9 To this day, when I fill in an age at LSL1, I use "38". When my father first showed the game to my sister and me, he filled in his proper age, 38, to reach the question set. It may be surprising what fun a 10-year-old who speaks little English can have trying to break through the question barrier - and occasionally succeeding.
8 Watching in amazement as my father managed to make it to California in Gold Rush, taking the Cape Horn route. Of all routes I've found Cape Horn the most difficult because of the numerous random deaths. I could never repeat my father's performance. Also because I was using a savegame from after leaving Brooklyn.
7 Seated on the old kiddie chair I had many playdays on, playing Shivers on my Dino, getting so startled by the first Ixupi scare that I fell off my seat and immediately closed the game. I did want to continue as soon as my heart stopped racing, so I checked a walkthrough - and found that it was supposed to happen, and since I hadn't saved... I had to go through it again.
6 It's great when a game makes you laugh uncontrollably. LSL was great in that respect of course, but also the GKs. The "Nice legs" from GK3 had me in stitches to the extent that I kept playing the file over and over. The Clue reference later in that game knocked me off my kiddie chair. The GK1 tattoo sequence is wrong in all ways, so funny! SQ4, descending down the sewers with unstable ordnance! Don's cackling in Phantasmagoria! Trevor Barnes in Phantas 2! Dancing skeletons in KQ6! Limericks leading to death by boogeyman because you're having such a good time in KQ7!
5 Having problems with LSL5 because I didn't know who Donald Trump was. Those were the days...
4 Solving puzzles that are known to be difficult, like Shivers's pinball puzzle, Le Serpent Rouge and Victorian's Conversion. Especially Victorian Principles was amazing since I was like 14 playing LSL7 and a lot of it went over my head.
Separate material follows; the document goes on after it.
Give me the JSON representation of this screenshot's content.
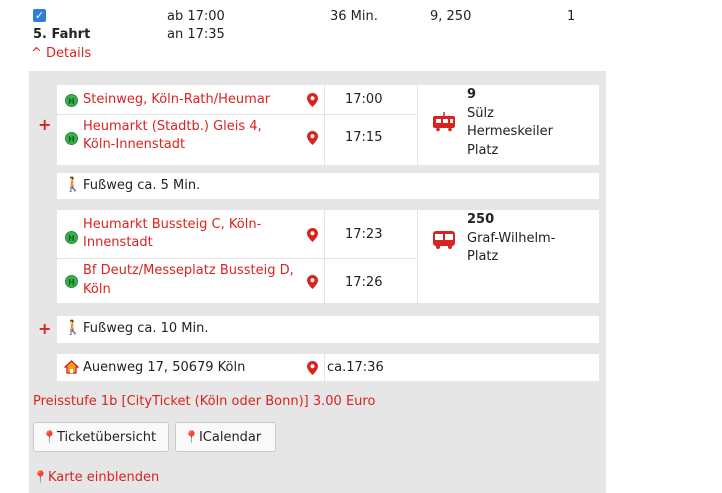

3 Dad wanted to see the game I just bought when I brought my first copy of Shivers home. He only saw it for a few seconds - then it slipped from his fingers into the slit between the arm and the seat of the couch. There was no way to retrieve the disk from the small opening.
The sofa was my father's pride and joy when he first got it, which was but a memory by the time of the incident fifteen years later, but all the same, having him cut the bottom of the sofa to retrieve a CD that cost 50 cents...
Rudy was so taken by the story he asked me to post a picture on the Vivendi forums.
2 Falling head-over-heels in love with Gabriel Knight 3 at the sound of the music - and finding the orchestra version! Playing your first Gabriel Knight is an eye-opener: I never knew a game could be of such genuine quality, such virtue...
1 Playing Strip Liar's Dice with my boyfriend and hear him giggling at Dewmi's drink on the table move...
Honorable mentions: when you discover something new through a game. Like GK3 got me watching Hitchcock.
Finding someting new and funny in a game you thought you knew back to front.